Installing Datomic - WormBase/db-prototypes GitHub Wiki
System Requirements
TLDR: plenty of memory.
Datomic likes memory. 4GiB of Java heap is the recommended minimum for a production transactor. For high-intensity writes (e.g. full-Wormbase imports), I've found 6GiB to be better (probably because the storage engine is running in the same JVM for free storage -- 4GiB is probably enough if you're running with external storage).
Memory is potentially even more important for Datomic peer processes. 2GiB of Java heap as an absolute minimum, but more is better.
When using the Free or Dev storage engines, the actual data storage uses H2 (running in-process in the transactor's JVM). This is pretty fast, but seems to be quite sensitive to the access latency of underlying storage. Best performance is on non-virtualized machines with directly-connected (ideally PCIe) SSDs. Because the storage is treated as (nearly) append-only, there shouldn't be a lot of rewriting of data once it has been stored, and therefore consumer-grade SSDs will probably work okay.
Actual storage requirements can be surprisingly small. The core WormBase data set (as of WS249) takes <10GiB in Datomic. If you add the full set of Feature_data and Homol_data, this rises to ~20GiB. Still substantially smaller than ACeDB. (NB. Datomic is believed to compress all data at rest).
One special case to consider is when you're writing a lot of data to Datomic. Datomic doesn't reclaim any storage until you do an explicit gc-storage
operation, and running gc-storage
while under heavy transaction load hurts performance (it's fine to run a few transactions, e.g. normal curation activity while GCing -- just don't try to submit thousands of back-to-back transactions). So for full Ace->Datomic conversions or very large updates (complete new species? re-do all the variation consequences) you'll need extra space. The worst case (full import) needs ~100GiB.
AWS
When using Free or Dev storage, we want SSD storage, not basic EBS.
I suspect we'd do better using directly attached ephemeral storage as much as possible and only relying on EBS as backing store. There are some (not-Datomic-specific) suggestions for how to set this up here, but needs someone with full admin rights to the AWS instance to test this stuff.

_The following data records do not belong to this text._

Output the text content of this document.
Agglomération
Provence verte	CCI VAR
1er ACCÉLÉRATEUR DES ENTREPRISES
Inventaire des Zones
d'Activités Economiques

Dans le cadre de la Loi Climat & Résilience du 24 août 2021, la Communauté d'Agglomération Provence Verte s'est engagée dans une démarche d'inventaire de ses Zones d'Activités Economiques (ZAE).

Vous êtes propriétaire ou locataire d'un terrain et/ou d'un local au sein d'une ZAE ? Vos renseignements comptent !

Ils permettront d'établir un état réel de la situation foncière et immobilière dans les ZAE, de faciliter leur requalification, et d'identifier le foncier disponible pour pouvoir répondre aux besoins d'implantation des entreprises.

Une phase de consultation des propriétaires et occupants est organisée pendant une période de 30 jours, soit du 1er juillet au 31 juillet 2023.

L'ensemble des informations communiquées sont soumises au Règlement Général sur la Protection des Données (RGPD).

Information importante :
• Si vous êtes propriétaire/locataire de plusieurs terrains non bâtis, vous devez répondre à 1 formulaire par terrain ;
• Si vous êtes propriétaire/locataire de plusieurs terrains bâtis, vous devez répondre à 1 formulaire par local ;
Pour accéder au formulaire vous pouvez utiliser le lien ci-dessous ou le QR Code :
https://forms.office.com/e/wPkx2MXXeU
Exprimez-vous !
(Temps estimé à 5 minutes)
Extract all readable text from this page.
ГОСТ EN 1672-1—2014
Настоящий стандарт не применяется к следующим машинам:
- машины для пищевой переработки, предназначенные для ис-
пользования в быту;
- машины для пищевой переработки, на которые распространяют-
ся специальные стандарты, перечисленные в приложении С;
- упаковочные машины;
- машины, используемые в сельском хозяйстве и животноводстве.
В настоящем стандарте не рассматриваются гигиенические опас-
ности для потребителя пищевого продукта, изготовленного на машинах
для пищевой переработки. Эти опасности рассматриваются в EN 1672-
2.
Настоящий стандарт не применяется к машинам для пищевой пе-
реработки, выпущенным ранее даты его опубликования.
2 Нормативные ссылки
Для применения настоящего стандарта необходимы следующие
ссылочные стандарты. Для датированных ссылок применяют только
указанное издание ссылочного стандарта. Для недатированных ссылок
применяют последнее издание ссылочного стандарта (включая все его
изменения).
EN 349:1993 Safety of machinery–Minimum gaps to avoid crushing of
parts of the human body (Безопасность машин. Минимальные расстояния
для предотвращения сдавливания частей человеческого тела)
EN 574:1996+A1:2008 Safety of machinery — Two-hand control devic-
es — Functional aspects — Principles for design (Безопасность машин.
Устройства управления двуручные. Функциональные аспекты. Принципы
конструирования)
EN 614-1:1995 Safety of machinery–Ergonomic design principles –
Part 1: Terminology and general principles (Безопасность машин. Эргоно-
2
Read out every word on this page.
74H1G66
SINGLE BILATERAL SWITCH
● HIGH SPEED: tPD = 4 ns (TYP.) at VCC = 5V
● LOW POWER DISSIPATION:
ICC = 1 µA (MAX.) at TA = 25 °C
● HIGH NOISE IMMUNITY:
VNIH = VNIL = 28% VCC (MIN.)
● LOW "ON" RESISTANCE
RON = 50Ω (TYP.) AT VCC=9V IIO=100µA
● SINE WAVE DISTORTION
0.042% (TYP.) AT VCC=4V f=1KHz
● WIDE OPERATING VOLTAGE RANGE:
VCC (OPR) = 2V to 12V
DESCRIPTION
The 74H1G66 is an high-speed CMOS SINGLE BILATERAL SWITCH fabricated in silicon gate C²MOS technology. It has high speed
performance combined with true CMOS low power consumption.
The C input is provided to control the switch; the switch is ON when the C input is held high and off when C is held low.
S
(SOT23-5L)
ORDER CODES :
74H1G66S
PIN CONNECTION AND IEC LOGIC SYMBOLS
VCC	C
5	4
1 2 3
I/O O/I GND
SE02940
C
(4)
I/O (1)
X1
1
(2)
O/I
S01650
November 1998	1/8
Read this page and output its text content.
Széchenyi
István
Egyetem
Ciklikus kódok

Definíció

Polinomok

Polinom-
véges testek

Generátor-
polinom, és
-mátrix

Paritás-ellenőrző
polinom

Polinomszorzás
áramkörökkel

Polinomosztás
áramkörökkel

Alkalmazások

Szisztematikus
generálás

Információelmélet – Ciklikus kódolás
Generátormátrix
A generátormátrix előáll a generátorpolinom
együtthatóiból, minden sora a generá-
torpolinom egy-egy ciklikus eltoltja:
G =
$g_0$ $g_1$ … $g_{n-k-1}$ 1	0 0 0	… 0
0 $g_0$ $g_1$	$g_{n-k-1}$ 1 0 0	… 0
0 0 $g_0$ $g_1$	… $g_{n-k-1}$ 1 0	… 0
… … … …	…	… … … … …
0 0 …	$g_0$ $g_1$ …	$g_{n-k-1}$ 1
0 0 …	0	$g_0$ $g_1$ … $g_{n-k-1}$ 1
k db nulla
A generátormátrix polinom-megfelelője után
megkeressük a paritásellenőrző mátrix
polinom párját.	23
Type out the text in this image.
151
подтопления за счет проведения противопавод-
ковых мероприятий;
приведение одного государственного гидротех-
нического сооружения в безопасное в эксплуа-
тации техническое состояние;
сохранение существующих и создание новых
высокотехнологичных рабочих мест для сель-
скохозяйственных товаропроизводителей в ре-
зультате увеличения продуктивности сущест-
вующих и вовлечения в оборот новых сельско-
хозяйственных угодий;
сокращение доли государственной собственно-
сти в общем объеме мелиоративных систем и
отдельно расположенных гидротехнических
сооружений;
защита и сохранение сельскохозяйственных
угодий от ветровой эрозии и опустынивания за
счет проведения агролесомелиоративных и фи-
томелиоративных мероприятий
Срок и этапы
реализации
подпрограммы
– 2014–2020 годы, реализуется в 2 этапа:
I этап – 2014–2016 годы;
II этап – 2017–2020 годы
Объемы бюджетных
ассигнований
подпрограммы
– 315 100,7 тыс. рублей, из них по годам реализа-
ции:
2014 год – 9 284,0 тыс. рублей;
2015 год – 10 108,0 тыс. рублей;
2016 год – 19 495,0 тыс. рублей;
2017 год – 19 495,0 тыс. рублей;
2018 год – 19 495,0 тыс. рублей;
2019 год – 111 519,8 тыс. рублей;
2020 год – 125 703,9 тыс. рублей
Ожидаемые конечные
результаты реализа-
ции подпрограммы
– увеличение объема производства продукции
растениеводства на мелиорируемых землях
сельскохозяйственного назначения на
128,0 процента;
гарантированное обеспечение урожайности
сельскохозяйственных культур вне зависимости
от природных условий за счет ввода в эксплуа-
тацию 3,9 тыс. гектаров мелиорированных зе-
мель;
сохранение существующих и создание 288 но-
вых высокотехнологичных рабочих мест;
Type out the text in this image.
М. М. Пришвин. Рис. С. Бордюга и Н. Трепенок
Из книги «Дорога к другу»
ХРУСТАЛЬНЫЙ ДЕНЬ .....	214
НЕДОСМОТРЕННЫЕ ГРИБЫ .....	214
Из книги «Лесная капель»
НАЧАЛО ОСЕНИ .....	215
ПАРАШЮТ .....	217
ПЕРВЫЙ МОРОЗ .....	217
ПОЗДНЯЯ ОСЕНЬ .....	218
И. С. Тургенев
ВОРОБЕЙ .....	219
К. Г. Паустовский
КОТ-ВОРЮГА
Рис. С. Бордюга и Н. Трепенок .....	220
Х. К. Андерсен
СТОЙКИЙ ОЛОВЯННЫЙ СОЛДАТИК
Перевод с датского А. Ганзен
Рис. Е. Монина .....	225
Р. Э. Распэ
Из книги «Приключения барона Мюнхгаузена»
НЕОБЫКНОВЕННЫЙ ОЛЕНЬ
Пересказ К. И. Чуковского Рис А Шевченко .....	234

Given that Datomic tends to be more memory intensive than CPU intensive, it's probably worth investigating the EC2 "r3" family of instance types.
Java
Java 7 is the minimum requirement. Java 8 will give better performance. Historically, I've preferred to use Oracle's JVM builds, but OpenJDK seems to be fine now. When working on Linux, I used the Zulu builds of OpenJDK (these are likely to be better-tested than most Linux-distro builds...). Zing would probably perform nicely...
Transactor config.
There's a sample config file in config/samples/free-transactor-template.properties
. This is generally pretty sensible except that it's set up for small dev instances rather than production (please don't try importing WormBase into a 1GiB "dev laptop" transactor). Copy the template to somewhere more sensible (I use config/transactor.properties
) and edit the memory-index-threshold
, memory-index-max
, and object-cache-max
values (there are suggestions for a 4GiB production instance in the config file template).
You can set explicit values for log-dir
and data-dir
if they're helpful, or just leave them.
Note that, in addition to the config file, the transactor startup script also consults the environment variable XMX
for a Java heap size. To configure a 4GiB heap,
export XMX=-Xmx4G
Ports
By default, Datomic Free binds ports 4334 (main Datomic message-bus port), 4335 and 4336 (both relating to the storage). Datomic expects access control to be implemented elsewhere in the stack, so we don't want these ports open to the public.
Running it
It's straightforward to start the transactor from a shell. I prefer this for experimentation and testing.
bin/transactor config/transactor.properties
For production purposes, you probably want the transactor to run at system startup. There's a daemontools-style init script here which might be helpful (check the environment variables at the top before starting).